Which is entirely true and this is known as Baumol's Cost Disease. The annoyance is that the other half of William Baumol's work is about how invention and innovation happens. What socio-economic system leads to all these wondrous things like a machine that washes clothes without effort or much time expenditure? And the answer to that is that innovation works vastly better in a free market socio-economic system. As Baumol points out, the planned Soviet system invented some pretty cool stuff: but I as the past owner (user would not be the correct word) of a Soviet washing machine that planned economy most certainly did not come up with successful labour saving domestic devices.

Which leaves the final line of his "what they tell you part" looking a little strange:

We- as individuals, firms or nations- will have to become ever more flexible, which requires greater liberalisation of the markets.

Err, yes, yes this is true, despite Chang using the rest of the chapter to argue against the idea.
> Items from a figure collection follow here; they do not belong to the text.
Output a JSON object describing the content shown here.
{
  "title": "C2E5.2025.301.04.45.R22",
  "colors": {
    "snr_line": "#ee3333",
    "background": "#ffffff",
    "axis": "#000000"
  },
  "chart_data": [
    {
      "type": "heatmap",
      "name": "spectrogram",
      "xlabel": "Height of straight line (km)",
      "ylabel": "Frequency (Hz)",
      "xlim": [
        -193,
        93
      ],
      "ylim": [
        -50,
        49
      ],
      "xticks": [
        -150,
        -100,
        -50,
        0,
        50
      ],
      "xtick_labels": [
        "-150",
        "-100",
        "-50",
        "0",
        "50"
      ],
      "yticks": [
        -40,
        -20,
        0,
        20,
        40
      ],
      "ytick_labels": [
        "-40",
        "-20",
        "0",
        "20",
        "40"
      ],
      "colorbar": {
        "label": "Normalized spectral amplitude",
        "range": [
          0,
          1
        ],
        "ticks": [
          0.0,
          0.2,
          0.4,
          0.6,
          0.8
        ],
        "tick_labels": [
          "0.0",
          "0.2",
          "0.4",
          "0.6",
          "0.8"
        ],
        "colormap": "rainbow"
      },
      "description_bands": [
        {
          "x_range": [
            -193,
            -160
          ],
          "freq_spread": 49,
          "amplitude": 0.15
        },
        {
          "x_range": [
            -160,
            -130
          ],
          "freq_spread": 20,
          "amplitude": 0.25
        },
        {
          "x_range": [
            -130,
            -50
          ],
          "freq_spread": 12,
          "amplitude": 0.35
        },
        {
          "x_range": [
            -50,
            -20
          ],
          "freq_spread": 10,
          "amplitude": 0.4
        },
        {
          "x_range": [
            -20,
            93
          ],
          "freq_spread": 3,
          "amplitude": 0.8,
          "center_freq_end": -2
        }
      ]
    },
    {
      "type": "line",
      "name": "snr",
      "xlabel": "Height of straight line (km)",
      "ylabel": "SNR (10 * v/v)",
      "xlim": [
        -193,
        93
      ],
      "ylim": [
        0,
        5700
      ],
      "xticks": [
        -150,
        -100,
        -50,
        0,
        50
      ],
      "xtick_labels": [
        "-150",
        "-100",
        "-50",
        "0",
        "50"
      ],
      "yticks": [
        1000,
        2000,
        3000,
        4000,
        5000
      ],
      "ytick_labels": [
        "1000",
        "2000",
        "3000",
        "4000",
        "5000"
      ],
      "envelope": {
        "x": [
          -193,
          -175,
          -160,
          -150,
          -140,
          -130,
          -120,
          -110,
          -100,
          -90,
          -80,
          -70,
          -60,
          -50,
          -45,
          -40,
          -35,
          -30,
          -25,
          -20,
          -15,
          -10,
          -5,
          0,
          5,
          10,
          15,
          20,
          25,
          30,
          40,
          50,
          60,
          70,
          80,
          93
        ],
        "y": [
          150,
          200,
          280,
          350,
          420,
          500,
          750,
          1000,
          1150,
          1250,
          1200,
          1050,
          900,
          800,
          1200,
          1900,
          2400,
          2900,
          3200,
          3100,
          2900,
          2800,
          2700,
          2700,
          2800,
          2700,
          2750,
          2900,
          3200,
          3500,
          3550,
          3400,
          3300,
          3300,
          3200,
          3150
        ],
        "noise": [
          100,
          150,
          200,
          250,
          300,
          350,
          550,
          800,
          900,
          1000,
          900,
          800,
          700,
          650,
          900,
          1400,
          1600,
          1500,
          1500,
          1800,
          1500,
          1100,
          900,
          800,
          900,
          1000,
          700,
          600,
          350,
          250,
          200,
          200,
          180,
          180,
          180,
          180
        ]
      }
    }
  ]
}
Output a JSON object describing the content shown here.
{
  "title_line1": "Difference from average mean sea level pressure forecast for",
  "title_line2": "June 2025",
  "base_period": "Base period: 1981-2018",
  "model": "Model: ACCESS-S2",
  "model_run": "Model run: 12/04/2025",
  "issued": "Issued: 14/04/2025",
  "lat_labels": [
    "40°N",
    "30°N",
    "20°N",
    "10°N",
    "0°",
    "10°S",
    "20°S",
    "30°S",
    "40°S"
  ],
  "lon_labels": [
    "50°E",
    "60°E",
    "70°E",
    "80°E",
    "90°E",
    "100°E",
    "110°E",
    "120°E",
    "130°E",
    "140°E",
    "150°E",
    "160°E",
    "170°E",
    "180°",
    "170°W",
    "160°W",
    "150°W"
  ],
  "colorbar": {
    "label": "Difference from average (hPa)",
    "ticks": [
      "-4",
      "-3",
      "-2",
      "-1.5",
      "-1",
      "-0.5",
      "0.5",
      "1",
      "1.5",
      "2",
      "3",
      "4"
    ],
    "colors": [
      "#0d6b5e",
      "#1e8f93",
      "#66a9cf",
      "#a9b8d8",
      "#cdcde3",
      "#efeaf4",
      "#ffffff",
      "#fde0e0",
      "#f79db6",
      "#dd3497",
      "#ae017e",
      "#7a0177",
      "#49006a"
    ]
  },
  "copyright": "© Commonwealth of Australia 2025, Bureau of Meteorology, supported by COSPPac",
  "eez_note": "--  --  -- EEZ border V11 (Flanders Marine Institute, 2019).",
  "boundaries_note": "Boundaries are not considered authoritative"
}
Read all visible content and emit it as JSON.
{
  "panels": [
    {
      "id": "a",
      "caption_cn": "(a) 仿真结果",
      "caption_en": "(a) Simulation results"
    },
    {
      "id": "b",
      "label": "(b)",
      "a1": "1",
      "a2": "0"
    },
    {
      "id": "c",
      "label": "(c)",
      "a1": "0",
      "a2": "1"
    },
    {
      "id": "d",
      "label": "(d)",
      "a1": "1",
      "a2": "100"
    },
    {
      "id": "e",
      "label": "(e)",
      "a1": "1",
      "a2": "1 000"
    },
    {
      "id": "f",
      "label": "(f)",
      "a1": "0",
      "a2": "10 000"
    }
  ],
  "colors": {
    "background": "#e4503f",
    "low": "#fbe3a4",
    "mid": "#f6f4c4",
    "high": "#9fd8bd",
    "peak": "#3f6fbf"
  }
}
The reason why we do want that greater liberalisation of markets is precisely because it is this, this very thing as Baumol tells us, that produces those innovations like domestic labour saving technology. This is the very point: we want to encourage, continue, the replacement of grunt human labour with machines. Which does indeed require those free markets - or at the very least benefits hugely from them.

I do agree that so far the washing machine has changed the world more than the internet. Which is really rather why we want to be promoting that socio-economic system that came up with that very washing machine, no?